The school was the vision of Manning and his non-partisan Manning Centre for Building Democracy. It's a noble thing, building democracy. And teaching would-be campaign managers skills and ethics is a good thing. But the donation still offended the hard left-wing union called the Canadian Association of University Teachers. They're so extremist they actually sent $20,000 of their union members' money to Quebec to help fund the student protests out there. There is virtually no left-wing cause that CAUT doesn't support - from the Gaza Strip to the general strike in Spain against cutbacks there. But they don't believe others should be allowed to be political, if they're conservative. And so they have demanded that Carleton reject Riddell's donation.

And, being typically spineless bureaucrats, Carleton seems to be complying with CAUT's busy-body demands. They're renegotiating their contract with Riddell.

It's bizarre stacked on top of bizarre. CAUT is outrageously partisan - denouncing politicians they don't like by name, funding political groups. So it's clear they're not against politics on campus - they're just against politics they don't agree with.
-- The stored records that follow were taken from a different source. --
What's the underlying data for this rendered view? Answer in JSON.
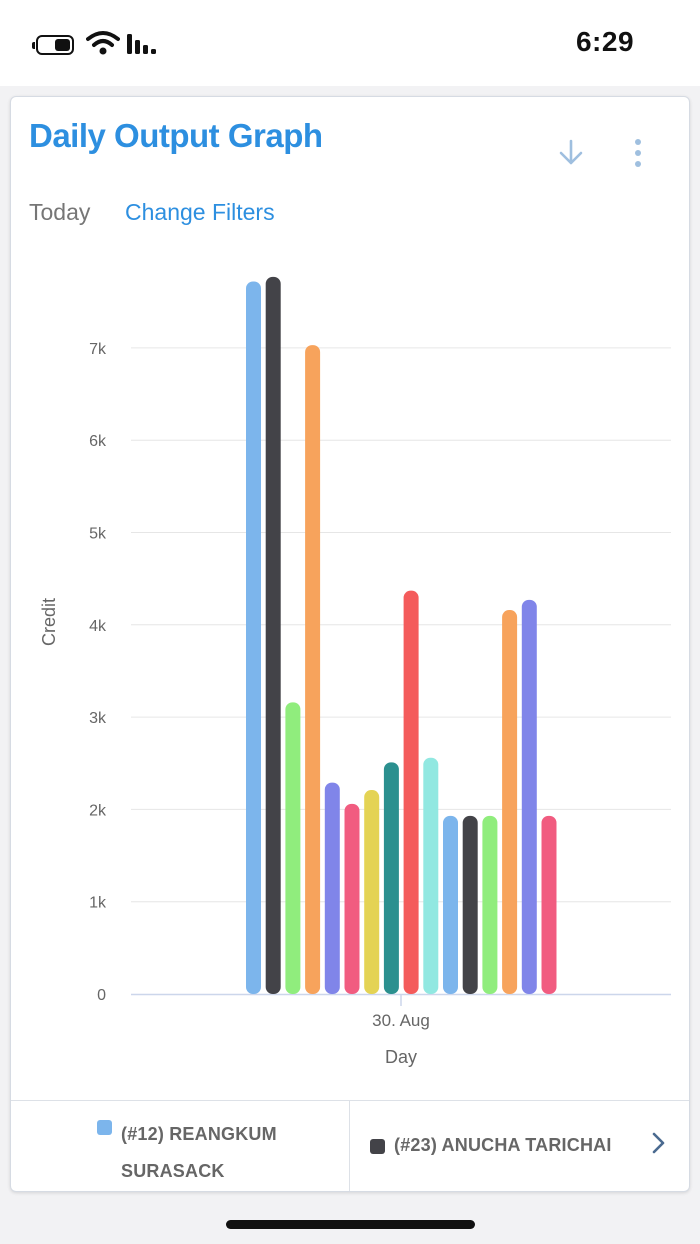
{
  "status_bar": {
    "time": "6:29"
  },
  "header": {
    "title": "Daily Output Graph"
  },
  "filters": {
    "period": "Today",
    "change_label": "Change Filters"
  },
  "colors": {
    "accent": "#2d8fe0",
    "icon_muted": "#9fbfdf"
  },
  "icons": {
    "download": "download-arrow-icon",
    "more": "vertical-dots-icon",
    "next": "chevron-right-icon"
  },
  "chart_data": {
    "type": "bar",
    "xlabel": "Day",
    "ylabel": "Credit",
    "categories": [
      "30. Aug"
    ],
    "yticks": [
      "0",
      "1k",
      "2k",
      "3k",
      "4k",
      "5k",
      "6k",
      "7k"
    ],
    "ylim": [
      0,
      7800
    ],
    "grid": true,
    "legend_placement": "bottom",
    "series": [
      {
        "name": "(#12) REANGKUM SURASACK",
        "value": 7720,
        "color": "#7cb5ec"
      },
      {
        "name": "(#23) ANUCHA TARICHAI",
        "value": 7770,
        "color": "#434348"
      },
      {
        "value": 3160,
        "color": "#90ed7d"
      },
      {
        "value": 7030,
        "color": "#f7a35c"
      },
      {
        "value": 2290,
        "color": "#8085e9"
      },
      {
        "value": 2060,
        "color": "#f15c80"
      },
      {
        "value": 2210,
        "color": "#e4d354"
      },
      {
        "value": 2510,
        "color": "#2b908f"
      },
      {
        "value": 4370,
        "color": "#f45b5b"
      },
      {
        "value": 2560,
        "color": "#91e8e1"
      },
      {
        "value": 1930,
        "color": "#7cb5ec"
      },
      {
        "value": 1930,
        "color": "#434348"
      },
      {
        "value": 1930,
        "color": "#90ed7d"
      },
      {
        "value": 4160,
        "color": "#f7a35c"
      },
      {
        "value": 4270,
        "color": "#8085e9"
      },
      {
        "value": 1930,
        "color": "#f15c80"
      }
    ]
  }
}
But the deeper weirdness here is that the Riddell gift is contractually bound to be non-partisan. And students who study there say they can't detect a bias - in fact, if anything, it's non-conservative.

Here's my advice to Riddell: Take your money and run.

You cannot reform Carleton, or any other Canadian university. There's a reason it's called university and not "diversity." Because they don't allow different points of view anymore.

Do you really think all of the politicized university departments that have sprung up over the past 25 years - women's studies, peace studies, environmental studies, vegetarian studies - are genuine places of open-minded inquiry and debate? Of course not - they are permanent, tax-paid political campaigns. They train political operatives just like Riddell wants to do. But these faculties teach a left-wing dogma, and brook no dissent.

And they're vicious in their peer pressure. Try getting tenure if you're a scholar who disputes the theory of man-made global warming. But unlike most of the Media Party, they're all unionized government bureaucrats, too. Which is why Canada's public sector professors are the highest paid in the world, according to a new study by Boston College.

Left wing, job-for-life, unionized, leftist, political pundits, working eight months a year. That's most of liberal arts these days. Riddell should take his money and split it up amongst 30 different Canadian conservative groups - the Fraser Institute, the Frontier Centre, the Canadian Constitution Foundation, even my favourite, EthicalOil.org. It wouldn't be vetoed by leftist unions, frittered away on six-figure professor salaries or sucked up by massive overhead.

And, in the end, it would probably achieve more for the Canadian greater good than anything a dinosaur university ever could.